Each panel details the identification of AMR mechanisms by abritAMR compared to the ‘gold standard’ multiplex PCR assays used in our laboratory. True positive, detected by both PCR and abritAMR; true negative, not detected by either PCR or abritAMR; false positive, detected by abritAMR but not multiplex PCR, and within the known range of the PCR assay; false negative, detected by multiplex PCR but not by abritAMR. Panel A, mec genes compared to multiplex PCR (mecA/mecC, no mecC detected by either method). Panel B, van genes compared to multiplex PCR (vanA/B/C). Panel C1, detection of genes within carbapenemase and ESBL gene families compared to multiplex PCR panel (AusDiagnostics CRE panel); asterisks represent groups where discrepancies were identified, and expanded out in Panel C2 to show the specific gene discrepancies between the two methods. Abbreviations: AMR antimicrobial resistance, PCR polymerase chain reaction, CP carbapenemase, ESBL extended-spectrum beta-lactamase. Source data are provided as a Source Data file.

Fig. 5. Performance of abritAMR pipeline compared to synthetic read data.
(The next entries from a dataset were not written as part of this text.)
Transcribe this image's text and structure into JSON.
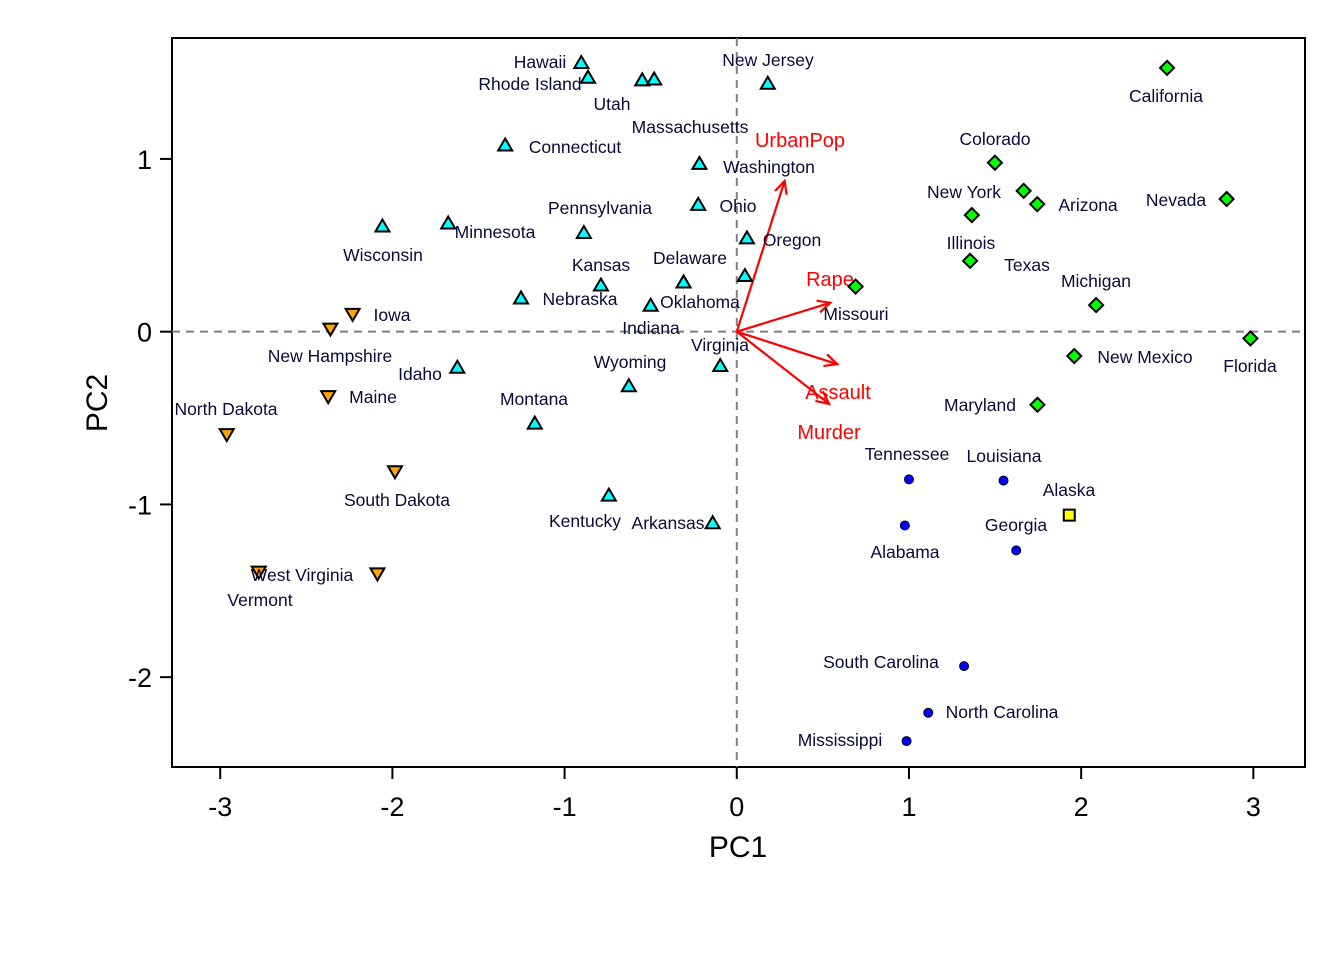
{
  "chart_data": {
    "type": "scatter",
    "title": "",
    "xlabel": "PC1",
    "ylabel": "PC2",
    "xlim": [
      -3.28,
      3.3
    ],
    "ylim": [
      -2.52,
      1.7
    ],
    "xticks": [
      "-3",
      "-2",
      "-1",
      "0",
      "1",
      "2",
      "3"
    ],
    "yticks": [
      "-2",
      "-1",
      "0",
      "1"
    ],
    "reference_lines": {
      "x": 0,
      "y": 0,
      "style": "dashed",
      "color": "#808080"
    },
    "group_styles": {
      "1": {
        "marker": "triangle-up",
        "color": "#00FFFF"
      },
      "2": {
        "marker": "triangle-down",
        "color": "#FFA500"
      },
      "3": {
        "marker": "diamond",
        "color": "#00FF00"
      },
      "4": {
        "marker": "circle",
        "color": "#0000FF"
      },
      "5": {
        "marker": "square",
        "color": "#FFFF00"
      }
    },
    "points": [
      {
        "label": "Hawaii",
        "x": -0.903,
        "y": 1.555,
        "group": 1
      },
      {
        "label": "Utah",
        "x": -0.549,
        "y": 1.455,
        "group": 1
      },
      {
        "label": "Rhode Island",
        "x": -0.864,
        "y": 1.47,
        "group": 1
      },
      {
        "label": "Massachusetts",
        "x": -0.48,
        "y": 1.46,
        "group": 1
      },
      {
        "label": "New Jersey",
        "x": 0.18,
        "y": 1.435,
        "group": 1
      },
      {
        "label": "Connecticut",
        "x": -1.345,
        "y": 1.078,
        "group": 1
      },
      {
        "label": "Washington",
        "x": -0.217,
        "y": 0.971,
        "group": 1
      },
      {
        "label": "Ohio",
        "x": -0.224,
        "y": 0.734,
        "group": 1
      },
      {
        "label": "Oregon",
        "x": 0.059,
        "y": 0.54,
        "group": 1
      },
      {
        "label": "Pennsylvania",
        "x": -0.888,
        "y": 0.571,
        "group": 1
      },
      {
        "label": "Minnesota",
        "x": -1.676,
        "y": 0.626,
        "group": 1
      },
      {
        "label": "Wisconsin",
        "x": -2.058,
        "y": 0.609,
        "group": 1
      },
      {
        "label": "Delaware",
        "x": 0.047,
        "y": 0.322,
        "group": 1
      },
      {
        "label": "Indiana",
        "x": -0.5,
        "y": 0.15,
        "group": 1
      },
      {
        "label": "Oklahoma",
        "x": -0.309,
        "y": 0.285,
        "group": 1
      },
      {
        "label": "Kansas",
        "x": -0.789,
        "y": 0.267,
        "group": 1
      },
      {
        "label": "Nebraska",
        "x": -1.253,
        "y": 0.192,
        "group": 1
      },
      {
        "label": "Virginia",
        "x": -0.096,
        "y": -0.199,
        "group": 1
      },
      {
        "label": "Idaho",
        "x": -1.623,
        "y": -0.209,
        "group": 1
      },
      {
        "label": "Wyoming",
        "x": -0.627,
        "y": -0.316,
        "group": 1
      },
      {
        "label": "Montana",
        "x": -1.173,
        "y": -0.532,
        "group": 1
      },
      {
        "label": "Kentucky",
        "x": -0.743,
        "y": -0.949,
        "group": 1
      },
      {
        "label": "Arkansas",
        "x": -0.14,
        "y": -1.109,
        "group": 1
      },
      {
        "label": "Iowa",
        "x": -2.231,
        "y": 0.103,
        "group": 2
      },
      {
        "label": "New Hampshire",
        "x": -2.36,
        "y": 0.018,
        "group": 2
      },
      {
        "label": "Maine",
        "x": -2.373,
        "y": -0.373,
        "group": 2
      },
      {
        "label": "North Dakota",
        "x": -2.962,
        "y": -0.593,
        "group": 2
      },
      {
        "label": "South Dakota",
        "x": -1.985,
        "y": -0.808,
        "group": 2
      },
      {
        "label": "West Virginia",
        "x": -2.087,
        "y": -1.399,
        "group": 2
      },
      {
        "label": "Vermont",
        "x": -2.776,
        "y": -1.389,
        "group": 2
      },
      {
        "label": "California",
        "x": 2.499,
        "y": 1.527,
        "group": 3
      },
      {
        "label": "Colorado",
        "x": 1.499,
        "y": 0.978,
        "group": 3
      },
      {
        "label": "New York",
        "x": 1.666,
        "y": 0.815,
        "group": 3
      },
      {
        "label": "Arizona",
        "x": 1.745,
        "y": 0.738,
        "group": 3
      },
      {
        "label": "Nevada",
        "x": 2.845,
        "y": 0.768,
        "group": 3
      },
      {
        "label": "Illinois",
        "x": 1.365,
        "y": 0.675,
        "group": 3
      },
      {
        "label": "Texas",
        "x": 1.355,
        "y": 0.41,
        "group": 3
      },
      {
        "label": "Missouri",
        "x": 0.69,
        "y": 0.261,
        "group": 3
      },
      {
        "label": "Michigan",
        "x": 2.087,
        "y": 0.154,
        "group": 3
      },
      {
        "label": "New Mexico",
        "x": 1.96,
        "y": -0.141,
        "group": 3
      },
      {
        "label": "Florida",
        "x": 2.983,
        "y": -0.039,
        "group": 3
      },
      {
        "label": "Maryland",
        "x": 1.746,
        "y": -0.423,
        "group": 3
      },
      {
        "label": "Tennessee",
        "x": 1.0,
        "y": -0.855,
        "group": 4
      },
      {
        "label": "Louisiana",
        "x": 1.549,
        "y": -0.862,
        "group": 4
      },
      {
        "label": "Georgia",
        "x": 1.623,
        "y": -1.266,
        "group": 4
      },
      {
        "label": "Alabama",
        "x": 0.976,
        "y": -1.122,
        "group": 4
      },
      {
        "label": "South Carolina",
        "x": 1.32,
        "y": -1.936,
        "group": 4
      },
      {
        "label": "North Carolina",
        "x": 1.112,
        "y": -2.206,
        "group": 4
      },
      {
        "label": "Mississippi",
        "x": 0.986,
        "y": -2.37,
        "group": 4
      },
      {
        "label": "Alaska",
        "x": 1.931,
        "y": -1.062,
        "group": 5
      }
    ],
    "loadings": {
      "color": "#FF0000",
      "vectors": [
        {
          "label": "UrbanPop",
          "x": 0.278,
          "y": 0.873
        },
        {
          "label": "Rape",
          "x": 0.543,
          "y": 0.167
        },
        {
          "label": "Assault",
          "x": 0.583,
          "y": -0.188
        },
        {
          "label": "Murder",
          "x": 0.536,
          "y": -0.418
        }
      ]
    }
  }
}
This figure shows the presence or absence of 415 AMR genes across 321 genomes identified by abritAMR (performed on assembled synthetic read data) compared to AMRFinderPlus on complete genome sequences (‘gold standard’). True positive, detected by AMRFinderPlus and abritAMR; true negative, not detected by either AMRFinderPlus or abritAMR; false positive, detected by abritAMR but not by AMRFinderPlus; false negative, detected by AMRFinderPlus but not by abritAMR. Panel A, abritAMR results by enhanced subclasses (further grouped to simplify visualisation); asterisks represent classes with any discrepant result (false positive or false negative), and are examined in more detail in Panel B. Panel B shows a detailed view of genes with discrepant results within each subclass. A full list of AMR subclasses included in the validation set can be found in Supplementary Table 3. Abbreviations: EBL extended-spectrum beta-lactamase, Rmt ribosomal methyltransferase, Agly aminoglycoside, Macro., Linco. & Strepto, macrolides, lincosamides and streptogramins (combined class); Carb., carbapenemase; Pen., penicillin resistance (S. aureus); Other BL, other beta-lactamase; Other discrep. Agly, other discrepant aminoglycoside subclass; Ami./Quin., amikacin/quinolone subclass; Quin., quinolones; Mac., Lin. & Strep., macrolides, lincosamides and streptogramins; Sulfon., sulfonamides; Rif., rifampicin; Tet., tetracyclines. Source data are provided as a Source Data file.

Fig. 6. Performance of inferred phenotype from abritAMR compared to antimicrobial susceptibility testing (AST).

Classification of genotype (AMR mechanism detection) compared to the ‘gold standard’ phenotypic AST for each isolate and antimicrobial. True positive, genotypic and phenotypic resistance; true negative, no AMR mechanisms detected in phenotypically susceptible isolate; false positive, AMR mechanism identified in phenotypically susceptible isolate; false negative, no AMR mechanisms detected in phenotypically resistant isolate. For ciprofloxacin, ‘true positive’ defined as concordant intermediate or resistant results (phenotype and genotype). Abbreviations: AST, antimicrobial susceptibility testing; AMR, antimicrobial resistance; Trim-sulfa, trimethoprim-sulfamethoxazole. Source data are provided as a Source Data file.